Values and Orientation Courses presented in Carinthia

Integration Minister Kurz, Province Governor Kaiser and Director of the Austrian Integration Fund Wolf present Values and Orientation Courses for Carinthia.

Klagenfurt, 9 June 2016 – Today, Integration Minister Sebastian Kurz, Province Governor Peter Kaiser and Director of the Austrian Integration Fund (Österreichischer Integrationsfonds, ÖIF) Franz Wolf presented the implementation of Values and Orientation Courses organised by the ÖIF in Carinthia. In these courses, the fundamental values governing coexistence, codes of conduct and social norms and standards in Austria are shared with persons entitled to asylum or subsidiary protection. Like the German language courses, these Values and Orientation Courses will become mandatory and will be linked with the opportunity to introduce cuts in needs-based social benefits including in the needs-based minimum benefit system should the person entitled to asylum refuse to attend these courses. In a first pilot phase, a total of ten Values and Orientation Courses have been held in Klagenfurt and Villach. 

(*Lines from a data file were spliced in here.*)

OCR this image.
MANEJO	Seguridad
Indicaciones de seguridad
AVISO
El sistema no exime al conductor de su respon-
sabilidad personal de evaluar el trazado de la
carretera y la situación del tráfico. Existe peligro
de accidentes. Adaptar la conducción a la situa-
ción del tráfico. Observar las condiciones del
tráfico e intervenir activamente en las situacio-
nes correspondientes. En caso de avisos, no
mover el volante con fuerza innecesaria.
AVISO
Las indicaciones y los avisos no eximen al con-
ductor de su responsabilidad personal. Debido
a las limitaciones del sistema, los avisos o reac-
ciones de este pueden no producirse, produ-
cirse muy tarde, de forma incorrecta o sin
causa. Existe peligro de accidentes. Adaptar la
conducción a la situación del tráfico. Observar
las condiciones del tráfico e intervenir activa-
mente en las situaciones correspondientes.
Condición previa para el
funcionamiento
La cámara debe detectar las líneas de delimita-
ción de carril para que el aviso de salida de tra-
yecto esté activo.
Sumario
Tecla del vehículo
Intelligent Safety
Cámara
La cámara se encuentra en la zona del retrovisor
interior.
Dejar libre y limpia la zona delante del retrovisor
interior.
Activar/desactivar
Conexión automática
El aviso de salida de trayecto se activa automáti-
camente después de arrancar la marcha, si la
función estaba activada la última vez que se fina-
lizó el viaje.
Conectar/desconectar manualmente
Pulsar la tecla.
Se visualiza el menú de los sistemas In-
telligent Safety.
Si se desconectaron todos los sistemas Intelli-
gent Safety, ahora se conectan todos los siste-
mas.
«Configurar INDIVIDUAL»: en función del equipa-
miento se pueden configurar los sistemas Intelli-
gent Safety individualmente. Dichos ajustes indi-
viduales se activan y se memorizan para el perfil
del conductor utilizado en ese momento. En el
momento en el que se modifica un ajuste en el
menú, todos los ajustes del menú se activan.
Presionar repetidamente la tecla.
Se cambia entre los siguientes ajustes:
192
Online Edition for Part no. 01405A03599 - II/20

“We started to address the issue of the sharing of values at a very early point in time, and at the beginning of the year launched the roll out of Values and Orientation Courses across the whole of Austria. It is a fact that a key prerequisite for the successful integration of refugees is their full and absolute respect for the rules and values governing our society, for equality of men and women, the freedom of opinion and of expression as well as the rule of law. I am pleased that in cooperation with the Province of Carinthia and the Austrian Integration Fund and following a successful pilot phase, we are now also implementing Values Courses directed at persons entitled to asylum in Carinthia”, Minister for Integration Sebastian Kurz stated. 

The Values and Orientation Courses operated by the ÖIF are a key activity included in the “50 Action Points – A Plan for the Integration of Persons entitled to Asylum and Subsidiary Protection”, adopted by the Ministerial Council at the beginning of January. The courses’ concept and the content shared were prepared by a working group of the independent Expert Council for Integration led by University Professor Christian Stadler. For participants who understand very little German, assistance is provided during the courses by interpreters for Arabic, Farsi/Dari and other languages most frequently spoken by this target group. Classes are designed in seminar-format with alternating presentation and discussion elements, and are attended by small, mixed groups of about 15 men and women.